China’s naval task force begins its 6-month, 20-nation grand tour
Around the world in 180 days.
China will be sending a multi-warship task force across the oceans for six months, setting a record for the longest Chinese naval deployment. While the PLAN has not engaged in combat for nearly 30 years since the 1988 South China Sea skirmishes with Vietnam, it has made it a priority to display its naval might and participate in exercises to build relationships with other navies. There’s plenty of historical precedence for global voyages to peacefully display naval power, the most famous being Teddy Roosevelt’s dispatch of the “Great White Fleet,” a 16-battleship armada that made a global tour from 1907 to 1909.
This tour won’t be quite as grandiose as Roosevelt’s. Three ships will be touring 20 countries: the Type 052C destroyer Changchun, Type 054A frigate Xingzhou, and a Type 903 supply ship (for at sea refueling). The Changchun, pennant number 150, is a modern air defense destroyer with 48 long-range HHQ-9 surface-to-air missiles, and also has a powerful phased array radar (the Type 346), that can track hundreds of targets at ranges of 250-310 miles. The Type 054A Jingzhou frigate, pennant 532, is optimized for anti-submarine and medium-range air defense missions; its towed array sonar is well suited for tracking enemy submarines.
The task force left China on April 23, on the 68th anniversary of the founding of the PLAN, with Admiral Miao Hua, the PLAN’s top political officer, present at the departure ceremony. During the six months, the task force will visit Asia, Africa and Europe, likely passing through the Suez Canal. Given that the task force will almost certainly be near the Horn of Africa, it is likely that it may make a brief anti-piracy patrol in those waters.

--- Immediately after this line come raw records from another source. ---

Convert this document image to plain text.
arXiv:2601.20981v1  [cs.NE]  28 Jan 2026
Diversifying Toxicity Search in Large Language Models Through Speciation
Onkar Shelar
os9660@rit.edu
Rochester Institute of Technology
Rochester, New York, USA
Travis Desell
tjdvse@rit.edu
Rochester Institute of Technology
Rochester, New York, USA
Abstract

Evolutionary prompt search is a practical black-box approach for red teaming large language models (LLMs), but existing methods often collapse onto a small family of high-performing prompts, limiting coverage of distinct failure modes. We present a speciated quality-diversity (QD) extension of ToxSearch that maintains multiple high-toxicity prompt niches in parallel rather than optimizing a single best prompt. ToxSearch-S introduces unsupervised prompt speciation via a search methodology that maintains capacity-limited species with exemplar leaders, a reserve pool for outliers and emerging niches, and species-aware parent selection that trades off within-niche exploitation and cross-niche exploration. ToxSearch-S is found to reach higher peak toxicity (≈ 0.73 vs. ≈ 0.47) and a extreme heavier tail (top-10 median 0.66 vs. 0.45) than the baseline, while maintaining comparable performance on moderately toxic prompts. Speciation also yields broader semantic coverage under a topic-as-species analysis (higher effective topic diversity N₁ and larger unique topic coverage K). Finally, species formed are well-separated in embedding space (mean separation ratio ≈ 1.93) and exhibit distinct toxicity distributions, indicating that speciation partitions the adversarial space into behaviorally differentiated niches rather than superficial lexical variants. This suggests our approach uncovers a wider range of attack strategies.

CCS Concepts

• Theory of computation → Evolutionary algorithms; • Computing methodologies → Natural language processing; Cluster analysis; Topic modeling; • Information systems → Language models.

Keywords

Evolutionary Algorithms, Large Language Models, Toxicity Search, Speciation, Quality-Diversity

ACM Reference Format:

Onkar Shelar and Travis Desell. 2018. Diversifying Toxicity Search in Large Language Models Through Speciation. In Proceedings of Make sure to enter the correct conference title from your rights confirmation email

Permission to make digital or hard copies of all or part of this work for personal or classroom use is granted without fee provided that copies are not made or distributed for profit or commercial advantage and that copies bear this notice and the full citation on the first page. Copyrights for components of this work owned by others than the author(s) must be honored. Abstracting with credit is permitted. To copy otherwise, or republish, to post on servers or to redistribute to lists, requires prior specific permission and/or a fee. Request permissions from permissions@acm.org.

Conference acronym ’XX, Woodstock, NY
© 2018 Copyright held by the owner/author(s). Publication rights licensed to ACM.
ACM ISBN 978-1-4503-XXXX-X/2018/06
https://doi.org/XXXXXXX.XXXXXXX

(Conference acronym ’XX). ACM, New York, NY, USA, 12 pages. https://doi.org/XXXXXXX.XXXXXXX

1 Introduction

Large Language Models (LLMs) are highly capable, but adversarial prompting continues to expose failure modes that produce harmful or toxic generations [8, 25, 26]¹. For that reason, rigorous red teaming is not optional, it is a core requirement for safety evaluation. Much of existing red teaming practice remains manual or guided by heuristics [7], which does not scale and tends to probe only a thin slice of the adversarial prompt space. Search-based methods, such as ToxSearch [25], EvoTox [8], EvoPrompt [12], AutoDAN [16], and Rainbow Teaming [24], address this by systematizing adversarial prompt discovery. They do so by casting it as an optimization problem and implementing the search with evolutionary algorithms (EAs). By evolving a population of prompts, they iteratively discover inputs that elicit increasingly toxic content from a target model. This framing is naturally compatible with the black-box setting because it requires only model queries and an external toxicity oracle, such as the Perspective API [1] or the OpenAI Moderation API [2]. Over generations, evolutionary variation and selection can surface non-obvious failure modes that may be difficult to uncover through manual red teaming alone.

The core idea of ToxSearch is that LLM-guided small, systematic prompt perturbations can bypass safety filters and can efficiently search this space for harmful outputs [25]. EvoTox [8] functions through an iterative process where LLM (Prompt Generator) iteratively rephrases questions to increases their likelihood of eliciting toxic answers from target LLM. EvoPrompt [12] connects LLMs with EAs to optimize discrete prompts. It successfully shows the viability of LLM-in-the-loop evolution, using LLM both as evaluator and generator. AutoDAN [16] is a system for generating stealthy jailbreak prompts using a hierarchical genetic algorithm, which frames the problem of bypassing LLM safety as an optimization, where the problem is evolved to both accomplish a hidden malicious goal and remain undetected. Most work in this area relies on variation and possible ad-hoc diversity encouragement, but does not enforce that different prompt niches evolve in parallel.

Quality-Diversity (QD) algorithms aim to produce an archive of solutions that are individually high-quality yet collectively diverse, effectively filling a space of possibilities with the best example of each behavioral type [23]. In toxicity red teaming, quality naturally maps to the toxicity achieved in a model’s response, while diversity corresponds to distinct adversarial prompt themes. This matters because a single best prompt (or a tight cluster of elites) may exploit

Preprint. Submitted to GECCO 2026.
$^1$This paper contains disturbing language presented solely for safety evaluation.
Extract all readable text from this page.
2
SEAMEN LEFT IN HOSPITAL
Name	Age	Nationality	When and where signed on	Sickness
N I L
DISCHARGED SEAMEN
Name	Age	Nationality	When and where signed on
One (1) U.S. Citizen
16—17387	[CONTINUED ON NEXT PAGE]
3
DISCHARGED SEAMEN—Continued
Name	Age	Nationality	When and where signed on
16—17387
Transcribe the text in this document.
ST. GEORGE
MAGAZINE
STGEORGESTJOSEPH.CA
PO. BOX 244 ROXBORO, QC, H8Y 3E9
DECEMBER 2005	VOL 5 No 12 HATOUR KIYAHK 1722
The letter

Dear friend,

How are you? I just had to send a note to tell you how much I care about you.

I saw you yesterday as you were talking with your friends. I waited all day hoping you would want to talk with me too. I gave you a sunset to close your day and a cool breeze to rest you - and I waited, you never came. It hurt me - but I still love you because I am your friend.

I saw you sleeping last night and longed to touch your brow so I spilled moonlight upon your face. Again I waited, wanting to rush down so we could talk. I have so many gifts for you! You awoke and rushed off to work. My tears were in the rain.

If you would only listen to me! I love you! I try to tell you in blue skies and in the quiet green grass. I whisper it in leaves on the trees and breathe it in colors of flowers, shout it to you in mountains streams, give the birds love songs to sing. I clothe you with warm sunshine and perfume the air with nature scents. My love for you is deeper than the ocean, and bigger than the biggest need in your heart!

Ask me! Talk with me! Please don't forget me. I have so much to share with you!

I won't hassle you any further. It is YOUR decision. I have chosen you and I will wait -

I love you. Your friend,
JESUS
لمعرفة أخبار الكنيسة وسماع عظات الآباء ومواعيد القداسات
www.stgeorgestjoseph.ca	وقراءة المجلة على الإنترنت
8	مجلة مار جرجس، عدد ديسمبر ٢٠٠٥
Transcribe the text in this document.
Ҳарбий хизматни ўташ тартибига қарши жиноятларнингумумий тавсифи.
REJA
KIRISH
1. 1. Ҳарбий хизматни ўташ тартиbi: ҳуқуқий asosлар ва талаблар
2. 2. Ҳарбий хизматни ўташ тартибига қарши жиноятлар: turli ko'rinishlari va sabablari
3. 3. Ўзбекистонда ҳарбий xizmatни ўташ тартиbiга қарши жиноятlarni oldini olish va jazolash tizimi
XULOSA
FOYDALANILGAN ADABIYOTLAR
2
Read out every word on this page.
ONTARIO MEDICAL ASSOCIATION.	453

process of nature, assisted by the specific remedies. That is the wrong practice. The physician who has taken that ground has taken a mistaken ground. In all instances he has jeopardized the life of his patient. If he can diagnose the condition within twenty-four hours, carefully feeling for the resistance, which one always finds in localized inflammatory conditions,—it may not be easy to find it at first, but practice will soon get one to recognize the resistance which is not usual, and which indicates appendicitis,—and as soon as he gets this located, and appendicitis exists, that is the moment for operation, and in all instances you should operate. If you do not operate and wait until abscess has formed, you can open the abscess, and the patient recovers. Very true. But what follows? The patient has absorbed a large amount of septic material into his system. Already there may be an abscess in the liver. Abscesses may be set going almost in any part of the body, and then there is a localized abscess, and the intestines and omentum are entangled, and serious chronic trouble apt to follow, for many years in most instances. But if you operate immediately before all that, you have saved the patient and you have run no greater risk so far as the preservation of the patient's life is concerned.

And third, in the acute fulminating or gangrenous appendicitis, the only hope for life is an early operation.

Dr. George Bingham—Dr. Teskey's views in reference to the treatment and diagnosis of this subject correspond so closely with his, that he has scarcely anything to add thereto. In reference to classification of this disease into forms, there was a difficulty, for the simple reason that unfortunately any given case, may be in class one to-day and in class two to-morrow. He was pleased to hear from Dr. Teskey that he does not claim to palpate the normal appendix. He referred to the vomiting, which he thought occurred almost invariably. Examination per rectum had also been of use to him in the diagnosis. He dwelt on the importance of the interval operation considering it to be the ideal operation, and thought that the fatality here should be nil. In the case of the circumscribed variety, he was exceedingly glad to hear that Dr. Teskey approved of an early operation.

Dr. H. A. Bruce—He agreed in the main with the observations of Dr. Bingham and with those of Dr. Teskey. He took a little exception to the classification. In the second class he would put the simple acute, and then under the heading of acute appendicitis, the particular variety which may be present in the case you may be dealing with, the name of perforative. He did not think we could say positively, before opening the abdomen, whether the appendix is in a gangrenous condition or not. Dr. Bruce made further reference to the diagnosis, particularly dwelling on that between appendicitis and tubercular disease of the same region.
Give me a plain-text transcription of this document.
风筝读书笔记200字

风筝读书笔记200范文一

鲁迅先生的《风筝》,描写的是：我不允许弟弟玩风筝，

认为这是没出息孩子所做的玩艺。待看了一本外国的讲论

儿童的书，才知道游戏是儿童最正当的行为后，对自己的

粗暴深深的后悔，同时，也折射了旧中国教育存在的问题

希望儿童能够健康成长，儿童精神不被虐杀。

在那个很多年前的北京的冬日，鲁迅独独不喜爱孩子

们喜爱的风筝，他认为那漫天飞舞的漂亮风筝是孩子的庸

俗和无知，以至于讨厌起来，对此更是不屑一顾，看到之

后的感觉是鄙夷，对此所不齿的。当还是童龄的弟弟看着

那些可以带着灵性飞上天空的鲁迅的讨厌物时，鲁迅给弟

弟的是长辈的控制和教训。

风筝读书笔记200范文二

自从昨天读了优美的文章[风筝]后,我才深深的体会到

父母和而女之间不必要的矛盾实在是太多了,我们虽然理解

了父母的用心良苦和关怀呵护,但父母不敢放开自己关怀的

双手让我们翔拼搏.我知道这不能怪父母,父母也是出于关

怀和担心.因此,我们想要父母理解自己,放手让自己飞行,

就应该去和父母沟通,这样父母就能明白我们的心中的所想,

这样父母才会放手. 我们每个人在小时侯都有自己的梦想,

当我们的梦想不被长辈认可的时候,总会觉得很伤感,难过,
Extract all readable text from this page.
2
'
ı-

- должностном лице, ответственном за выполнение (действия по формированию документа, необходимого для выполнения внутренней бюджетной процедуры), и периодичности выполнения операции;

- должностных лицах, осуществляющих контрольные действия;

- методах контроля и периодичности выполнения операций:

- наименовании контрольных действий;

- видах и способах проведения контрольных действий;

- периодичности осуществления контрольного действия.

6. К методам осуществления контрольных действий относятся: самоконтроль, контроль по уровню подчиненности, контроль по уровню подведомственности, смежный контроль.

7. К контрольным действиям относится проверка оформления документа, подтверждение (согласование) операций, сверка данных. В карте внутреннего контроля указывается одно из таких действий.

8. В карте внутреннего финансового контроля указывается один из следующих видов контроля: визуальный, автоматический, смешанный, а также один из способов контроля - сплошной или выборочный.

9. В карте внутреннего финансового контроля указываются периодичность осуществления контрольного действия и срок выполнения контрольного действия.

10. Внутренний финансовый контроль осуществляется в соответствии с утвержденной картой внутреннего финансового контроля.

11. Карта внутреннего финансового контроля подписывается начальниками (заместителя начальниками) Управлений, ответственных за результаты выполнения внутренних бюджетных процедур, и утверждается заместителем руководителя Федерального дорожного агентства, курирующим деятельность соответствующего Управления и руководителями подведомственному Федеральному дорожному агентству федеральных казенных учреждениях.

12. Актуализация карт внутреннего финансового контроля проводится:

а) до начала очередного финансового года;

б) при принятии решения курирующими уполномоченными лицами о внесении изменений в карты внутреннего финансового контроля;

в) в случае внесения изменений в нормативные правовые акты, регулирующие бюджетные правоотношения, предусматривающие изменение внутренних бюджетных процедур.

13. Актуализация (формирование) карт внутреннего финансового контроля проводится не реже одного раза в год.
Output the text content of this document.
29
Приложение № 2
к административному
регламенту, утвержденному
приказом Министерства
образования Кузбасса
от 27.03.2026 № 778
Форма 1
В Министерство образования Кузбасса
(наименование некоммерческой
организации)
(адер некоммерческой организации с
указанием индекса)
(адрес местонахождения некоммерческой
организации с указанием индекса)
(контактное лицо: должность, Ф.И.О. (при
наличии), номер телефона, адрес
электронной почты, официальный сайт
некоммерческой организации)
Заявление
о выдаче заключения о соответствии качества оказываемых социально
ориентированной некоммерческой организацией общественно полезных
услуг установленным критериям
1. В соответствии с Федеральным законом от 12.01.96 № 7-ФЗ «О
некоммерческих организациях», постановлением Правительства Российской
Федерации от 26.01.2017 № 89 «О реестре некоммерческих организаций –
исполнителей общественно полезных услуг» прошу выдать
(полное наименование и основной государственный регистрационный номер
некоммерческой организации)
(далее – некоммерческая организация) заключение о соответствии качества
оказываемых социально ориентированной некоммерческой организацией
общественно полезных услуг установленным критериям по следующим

Its route also reflects China’s broader strategic priorities. The task force will sail through Southeast Asia, into the Indian Ocean, through the African and Middle Eastern waters, and finally to Europe. All those regions are part of the “One Belt, One Road” (OBOR) initiative, where China is planning to invest hundreds of billions of dollars in infrastructure and transportation, both to increase economic activity in those areas and to facilitate land and sea transport links to the European market.